J’écris dans un vide heureux.
Qui s’ouvre après le feu. Après l’incendie et l’impuissance à l’éteindre.
J’avais constaté les dégâts : des hectares de ma terre intérieure de cendres + le sentiment d’une absolue stérilité, d’un bâtir rendu impossible, d’une vie dévastée, d’un trou morbide où même la lumière ne passe pas ni l’eau des larmes + le cœur vide + le sexe sec + le corps à sac + la tête trouée + pas d’endroit où retourner.
J’étais restée plantée là. Exposée au vent, à la pluie, au soleil. Petit à petit j’avais été recouverte de boue, de feuilles mortes et de brindilles. Je m’étais fendillée. Les insectes avaient creusé les fentes. Je devenais souterraine, marécage. J’avais grignoté mon cœur. Des poissons microscopiques ma chair. Mes os sédimentaient. Mes poils, pris en surface, s’étaient changés en cheveux. C’est comme s’ils me contenaient toute.
Et puis la vie m’a repêchée. Sans me demander mon avis. Elle a pris le temps de me faire un corps solide. Elle y a replanté un à un mes cheveux. Le soleil les a roussis et ils se sont enroulés. La lumière m’a offert des dents blanches et j’ai recraché un cœur d’hirondelle. Elle m’a noircie. Du plus beau noir qui soit. Quelque chose s’est mis à briller à l’intérieur : une sorte de veilleuse. J’étais une petite morte ressuscitée.
Je ne comprends pas la vie, que le soleil – sa lumière – a appelé encore.
J’ai entendu la vie dire : « Encore.
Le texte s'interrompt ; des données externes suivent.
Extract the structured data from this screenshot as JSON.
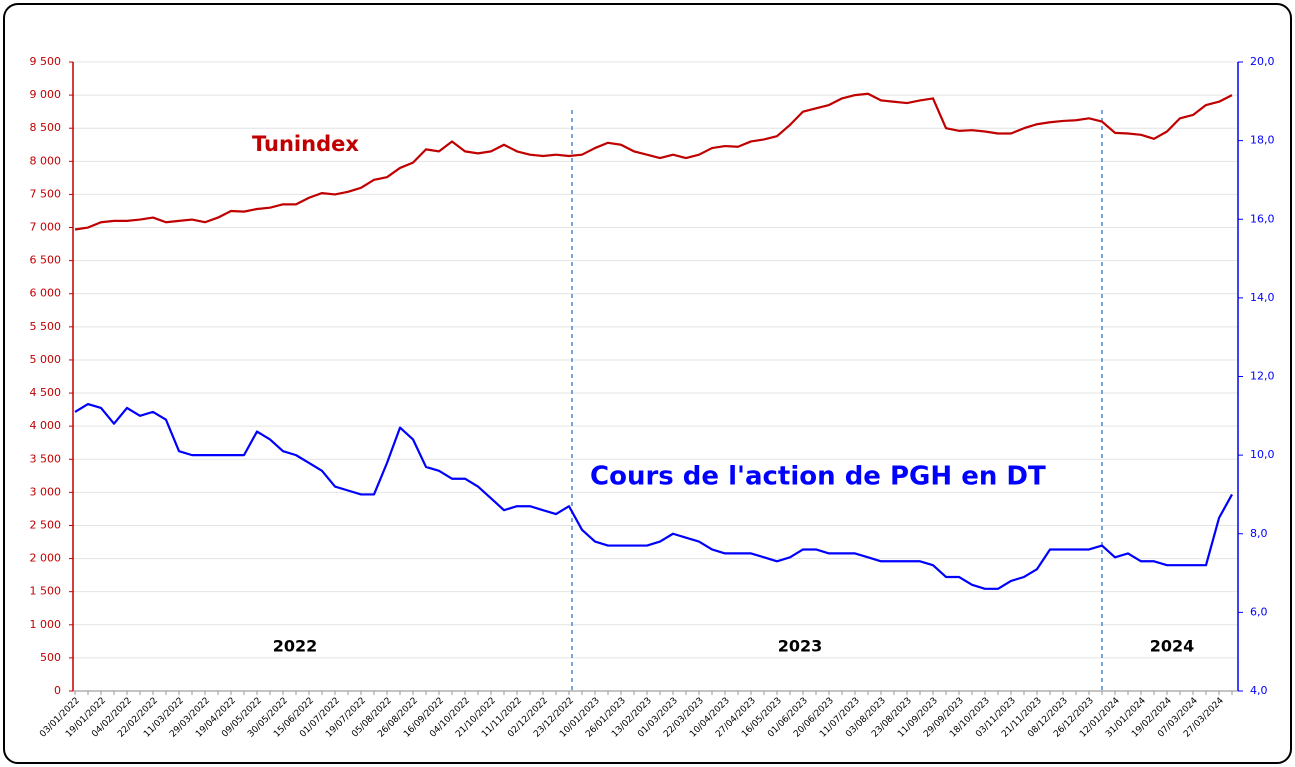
{
  "chart_data": {
    "type": "line",
    "categories": [
      "03/01/2022",
      null,
      "19/01/2022",
      null,
      "04/02/2022",
      null,
      "22/02/2022",
      null,
      "11/03/2022",
      null,
      "29/03/2022",
      null,
      "19/04/2022",
      null,
      "09/05/2022",
      null,
      "30/05/2022",
      null,
      "15/06/2022",
      null,
      "01/07/2022",
      null,
      "19/07/2022",
      null,
      "05/08/2022",
      null,
      "26/08/2022",
      null,
      "16/09/2022",
      null,
      "04/10/2022",
      null,
      "21/10/2022",
      null,
      "11/11/2022",
      null,
      "02/12/2022",
      null,
      "23/12/2022",
      null,
      "10/01/2023",
      null,
      "26/01/2023",
      null,
      "13/02/2023",
      null,
      "01/03/2023",
      null,
      "22/03/2023",
      null,
      "10/04/2023",
      null,
      "27/04/2023",
      null,
      "16/05/2023",
      null,
      "01/06/2023",
      null,
      "20/06/2023",
      null,
      "11/07/2023",
      null,
      "03/08/2023",
      null,
      "23/08/2023",
      null,
      "11/09/2023",
      null,
      "29/09/2023",
      null,
      "18/10/2023",
      null,
      "03/11/2023",
      null,
      "21/11/2023",
      null,
      "08/12/2023",
      null,
      "26/12/2023",
      null,
      "12/01/2024",
      null,
      "31/01/2024",
      null,
      "19/02/2024",
      null,
      "07/03/2024",
      null,
      "27/03/2024",
      null
    ],
    "series": [
      {
        "name": "Tunindex",
        "color": "#c00000",
        "axis": "y",
        "values": [
          6970,
          7000,
          7080,
          7100,
          7100,
          7120,
          7150,
          7080,
          7100,
          7120,
          7080,
          7150,
          7250,
          7240,
          7280,
          7300,
          7350,
          7350,
          7450,
          7520,
          7500,
          7540,
          7600,
          7720,
          7760,
          7900,
          7980,
          8180,
          8150,
          8300,
          8150,
          8120,
          8150,
          8250,
          8150,
          8100,
          8080,
          8100,
          8080,
          8100,
          8200,
          8280,
          8250,
          8150,
          8100,
          8050,
          8100,
          8050,
          8100,
          8200,
          8230,
          8220,
          8300,
          8330,
          8380,
          8550,
          8750,
          8800,
          8850,
          8950,
          9000,
          9020,
          8920,
          8900,
          8880,
          8920,
          8950,
          8500,
          8460,
          8470,
          8450,
          8420,
          8420,
          8500,
          8560,
          8590,
          8610,
          8620,
          8650,
          8600,
          8430,
          8420,
          8400,
          8340,
          8450,
          8650,
          8700,
          8850,
          8900,
          9000
        ]
      },
      {
        "name": "Cours de l'action de PGH en DT",
        "color": "#0000ff",
        "axis": "y2",
        "values": [
          11.1,
          11.3,
          11.2,
          10.8,
          11.2,
          11.0,
          11.1,
          10.9,
          10.1,
          10.0,
          10.0,
          10.0,
          10.0,
          10.0,
          10.6,
          10.4,
          10.1,
          10.0,
          9.8,
          9.6,
          9.2,
          9.1,
          9.0,
          9.0,
          9.8,
          10.7,
          10.4,
          9.7,
          9.6,
          9.4,
          9.4,
          9.2,
          8.9,
          8.6,
          8.7,
          8.7,
          8.6,
          8.5,
          8.7,
          8.1,
          7.8,
          7.7,
          7.7,
          7.7,
          7.7,
          7.8,
          8.0,
          7.9,
          7.8,
          7.6,
          7.5,
          7.5,
          7.5,
          7.4,
          7.3,
          7.4,
          7.6,
          7.6,
          7.5,
          7.5,
          7.5,
          7.4,
          7.3,
          7.3,
          7.3,
          7.3,
          7.2,
          6.9,
          6.9,
          6.7,
          6.6,
          6.6,
          6.8,
          6.9,
          7.1,
          7.6,
          7.6,
          7.6,
          7.6,
          7.7,
          7.4,
          7.5,
          7.3,
          7.3,
          7.2,
          7.2,
          7.2,
          7.2,
          8.4,
          9.0
        ]
      }
    ],
    "annotations": [
      "Tunindex",
      "Cours de l'action de PGH en DT",
      "2022",
      "2023",
      "2024"
    ],
    "ylim": [
      0,
      9500
    ],
    "yticks": [
      0,
      500,
      {
        "value": 1000,
        "label": "1 000"
      },
      {
        "value": 1500,
        "label": "1 500"
      },
      {
        "value": 2000,
        "label": "2 000"
      },
      {
        "value": 2500,
        "label": "2 500"
      },
      {
        "value": 3000,
        "label": "3 000"
      },
      {
        "value": 3500,
        "label": "3 500"
      },
      {
        "value": 4000,
        "label": "4 000"
      },
      {
        "value": 4500,
        "label": "4 500"
      },
      {
        "value": 5000,
        "label": "5 000"
      },
      {
        "value": 5500,
        "label": "5 500"
      },
      {
        "value": 6000,
        "label": "6 000"
      },
      {
        "value": 6500,
        "label": "6 500"
      },
      {
        "value": 7000,
        "label": "7 000"
      },
      {
        "value": 7500,
        "label": "7 500"
      },
      {
        "value": 8000,
        "label": "8 000"
      },
      {
        "value": 8500,
        "label": "8 500"
      },
      {
        "value": 9000,
        "label": "9 000"
      },
      {
        "value": 9500,
        "label": "9 500"
      }
    ],
    "y2lim": [
      4,
      20
    ],
    "y2ticks": [
      {
        "value": 4,
        "label": "4,0"
      },
      {
        "value": 6,
        "label": "6,0"
      },
      {
        "value": 8,
        "label": "8,0"
      },
      {
        "value": 10,
        "label": "10,0"
      },
      {
        "value": 12,
        "label": "12,0"
      },
      {
        "value": 14,
        "label": "14,0"
      },
      {
        "value": 16,
        "label": "16,0"
      },
      {
        "value": 18,
        "label": "18,0"
      },
      {
        "value": 20,
        "label": "20,0"
      }
    ],
    "grid": true
  }
}
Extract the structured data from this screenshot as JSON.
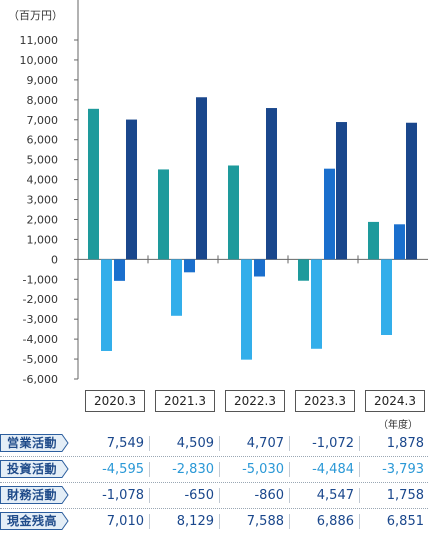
{
  "chart_data": {
    "type": "bar",
    "unit_label": "（百万円）",
    "year_unit": "（年度）",
    "categories": [
      "2020.3",
      "2021.3",
      "2022.3",
      "2023.3",
      "2024.3"
    ],
    "ylim": [
      -6000,
      11000
    ],
    "yticks": [
      11000,
      10000,
      9000,
      8000,
      7000,
      6000,
      5000,
      4000,
      3000,
      2000,
      1000,
      0,
      -1000,
      -2000,
      -3000,
      -4000,
      -5000,
      -6000
    ],
    "ytick_labels": [
      "11,000",
      "10,000",
      "9,000",
      "8,000",
      "7,000",
      "6,000",
      "5,000",
      "4,000",
      "3,000",
      "2,000",
      "1,000",
      "0",
      "-1,000",
      "-2,000",
      "-3,000",
      "-4,000",
      "-5,000",
      "-6,000"
    ],
    "series": [
      {
        "name": "営業活動",
        "color": "#1e9a9c",
        "values": [
          7549,
          4509,
          4707,
          -1072,
          1878
        ],
        "labels": [
          "7,549",
          "4,509",
          "4,707",
          "-1,072",
          "1,878"
        ]
      },
      {
        "name": "投資活動",
        "color": "#33aeea",
        "values": [
          -4595,
          -2830,
          -5030,
          -4484,
          -3793
        ],
        "labels": [
          "-4,595",
          "-2,830",
          "-5,030",
          "-4,484",
          "-3,793"
        ]
      },
      {
        "name": "財務活動",
        "color": "#1a6fcd",
        "values": [
          -1078,
          -650,
          -860,
          4547,
          1758
        ],
        "labels": [
          "-1,078",
          "-650",
          "-860",
          "4,547",
          "1,758"
        ]
      },
      {
        "name": "現金残高",
        "color": "#1a478c",
        "values": [
          7010,
          8129,
          7588,
          6886,
          6851
        ],
        "labels": [
          "7,010",
          "8,129",
          "7,588",
          "6,886",
          "6,851"
        ]
      }
    ],
    "grid": false,
    "legend": "table-below"
  },
  "label_style": {
    "bg": "#e4eef7",
    "border": "#2c5e9e",
    "text_color": "#1f4b8a"
  }
}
Je te veux encore. » Pourquoi moi ? Pourquoi après cette désolation ? Pourquoi plus grande, plus belle, plus nègre ? Avec ce supplément d’amour. Pour rien.
J’ai posé ces questions à voix haute, les réponses étaient ailleurs et maintenant, je refais les gestes de vie. Je bois l’eau de pluie. Je dors sous un toit nouveau. J’enfante et berce mon bébé. Je n’agresse personne. Je suis lavée, pénétrée d’une douceur qui n’était restée qu’en surface. Au bruit du temps, je tresse mes pensées, j’étends mes vertiges et j’écoute les anges s’ébrouer comme de jeunes chiens trempés. Autour de moi, j’enroule ma personne. Mon bébé est là. Il ouvre les yeux. Il intéresse beaucoup les bêtes. Son babil est une eau fraîche et ruisselante. J’aime sa langue. Les bêtes aussi. Il est chéri. Il grandit à vue d’œil. Si bien que les bêtes l’emmènent de plus en plus loin et toujours plus longtemps. Je le vois s’éloigner magnifiquement.
Un jour, un homme vient jouer de la flûte. Il est là pour sceller la destinée de mon enfant. Quand le morceau est fini, il dépose l’instrument dans mes mains. Il met des fleurs dans mes cheveux et dans ceux de mon enfant. Il nous fait signe de nous embrasser. Mon enfant disparaît. Je dépose la flûte dans la mousse et je déshabille le flûtiste. Son corps est brun et tendu. Je me dis qu’il doit être pâtre. Je regarde ses mains. Je les pose sur mes seins, encore gonflés de lait : mon enfant avait si vite grandi. Je lui propose de boire. Il me tète. Avide comme un nourrisson. Un assoiffé. Je n’ai plus de lait lorsqu’il lâche la mamelle. Je sens confusément que nous allons nous aimer. Il m’offre son corps et je le prends en moi. Suffisamment longtemps pour qu’il me garde en lui. Avant de partir, il ramasse sa flûte et il me chuchote à l’oreille : « Je vais revenir, garde la flûte. » Changée, je reste seule. Avec la flûte.
Mon enfant ne revint plus. Il ne m’oubliait pas. Simplement il n’avait plus besoin de moi. Ni des bêtes sauvages. Son cœur était plein. J’appris à jouer de la flûte. Le flûtiste revint. La flûte nous liait. L’amour aussi.